Illustration by Rhiannon Newman for The Urban Institute

How Urban Piloted Data Science Techniques to Collect Land-Use Reform Data

10 min readMay 5, 2020

The Urban Institute’s Metropolitan Housing and Communities Policy Center and the data science team have developed a dataset that allows researchers to systematically study land-use reforms in select US metropolitan areas. Land-use reforms imply a change in an existing regulation that governs what can be built, and where and how to build it. They also govern local affordable housing laws, permitting fees, and development review procedures. The database contains information on land-use reform timing, type, and direction of restriction (tightening or loosening), among other variables, that can help researchers understand the effects of land-use reform at a larger scale than was previously possible. This database is different from our National Longitudinal Land-Use Survey, which represents a three-wave survey of land-use officials in local governments in 1994, 2003, and 2019.

The research and data science teams developed this database by applying natural language processing and machine learning techniques on tens of thousands of local news articles to parse the variety of land-use regulation reforms across the country and over time.

News articles from Access World News

Urban purchased access to US newspapers from 1980 to the present from Access World News, a comprehensive resource that includes a variety of news publications worldwide. After working with Access World News, we used information about their newspaper coverage to choose publications in 40 major metro areas with relatively better news coverage in general and higher population growth since 1980. These are areas that might have faced pressure to expand housing supply and were home to news outlets that covered land-use changes. Because there was much less news coverage before 2000, we decided to create the land-use reform database based on news articles published from 2000 to the present.

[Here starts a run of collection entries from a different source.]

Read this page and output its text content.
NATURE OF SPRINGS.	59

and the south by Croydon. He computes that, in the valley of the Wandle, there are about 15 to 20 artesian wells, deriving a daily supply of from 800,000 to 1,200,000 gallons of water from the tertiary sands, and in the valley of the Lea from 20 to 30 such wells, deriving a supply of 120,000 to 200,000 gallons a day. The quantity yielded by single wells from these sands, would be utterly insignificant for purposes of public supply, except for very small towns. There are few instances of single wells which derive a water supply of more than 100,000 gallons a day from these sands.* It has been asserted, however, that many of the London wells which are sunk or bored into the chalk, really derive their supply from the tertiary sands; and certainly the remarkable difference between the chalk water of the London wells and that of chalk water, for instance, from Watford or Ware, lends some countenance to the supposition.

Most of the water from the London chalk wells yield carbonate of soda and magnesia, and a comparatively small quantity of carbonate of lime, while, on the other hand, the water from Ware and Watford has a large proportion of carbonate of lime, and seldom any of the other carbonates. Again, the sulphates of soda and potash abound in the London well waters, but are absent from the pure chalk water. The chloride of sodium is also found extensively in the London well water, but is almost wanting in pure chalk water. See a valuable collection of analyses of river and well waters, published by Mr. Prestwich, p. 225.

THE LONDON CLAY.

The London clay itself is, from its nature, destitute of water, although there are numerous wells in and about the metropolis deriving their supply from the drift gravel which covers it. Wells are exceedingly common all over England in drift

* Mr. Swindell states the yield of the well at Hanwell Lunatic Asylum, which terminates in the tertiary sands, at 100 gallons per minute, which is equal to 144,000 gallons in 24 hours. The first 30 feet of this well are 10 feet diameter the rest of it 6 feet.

After selecting newspapers, we needed to search millions of articles to remove those irrelevant to land use. In consultation with the research team and a group of external experts in land-use research and policy, we chose 60 keywords and their variations (shown below) that would restrict the results to a reasonable number of articles. Some of the most frequently used words and phrases related to land-use reform included “zoning,” “legalizes,” “vote,” and “neighborhood.” We also combined all policies into a single, large search term and added an “AND” statement to restrict found articles to those that also included language indicating some sort of administrative or legislative action. For example, this keyword combination — ((“zoning” OR “land-use”) AND (“single family homes” OR “single family dwellings” OR “single family residences”)) — indicates that either “zoning” or “land-use” needs to be in the article with one of the words from “single family homes,” “single family dwellings,” and “single family residences.” After applying the keywords selected, we retrieved more than 76,000 news articles related to land-use from the full database.

Manual labeling

To produce a useful dataset of reforms across 40 metro areas and more than 76,000 news articles within the time and budget constraints of this project, we initially relied on a machine learning (ML) algorithm to automatically tag the articles, rather than using a manual, expert-driven process.

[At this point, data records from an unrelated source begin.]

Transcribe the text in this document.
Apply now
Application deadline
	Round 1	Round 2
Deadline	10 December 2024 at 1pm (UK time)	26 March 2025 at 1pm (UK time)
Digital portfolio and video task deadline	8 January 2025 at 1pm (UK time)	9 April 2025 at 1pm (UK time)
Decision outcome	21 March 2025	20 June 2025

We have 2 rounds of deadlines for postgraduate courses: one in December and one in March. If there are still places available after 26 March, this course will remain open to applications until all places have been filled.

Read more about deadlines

The ML algorithm did need a “training set” of expert-labeled data to learn to properly tag the full set of news articles. We trained a team of four manual taggers with a background in housing or land-use policy analysis to tag as many randomly selected news articles as possible (568 in total) within the project’s budget constraints. For each news article, the taggers determined if it indicated an actual land-use reform. If the article represented a true reform, the taggers would record when and where the reform took place, the geographic extent to which the reform applied, if the reform was major, if the reform made the regulation more or less restrictive, and the specific topic of the reform. Topics included single-family housing, mixed residential and nonresidential development, accessory dwelling units and granny flats, and other topics that the research experts determined had significant policy implications. Although to some degree labeling a “major” reform relied on taggers’ subjective judgement, we did train the taggers on how to differentiate among reforms. Generally, a major reform either significantly affected the whole city or was an extreme departure from existing practices. For example, reforms that unprecedentedly disallowed or allowed a whole type of housing, or doubled or halved housing height or density would be considered major.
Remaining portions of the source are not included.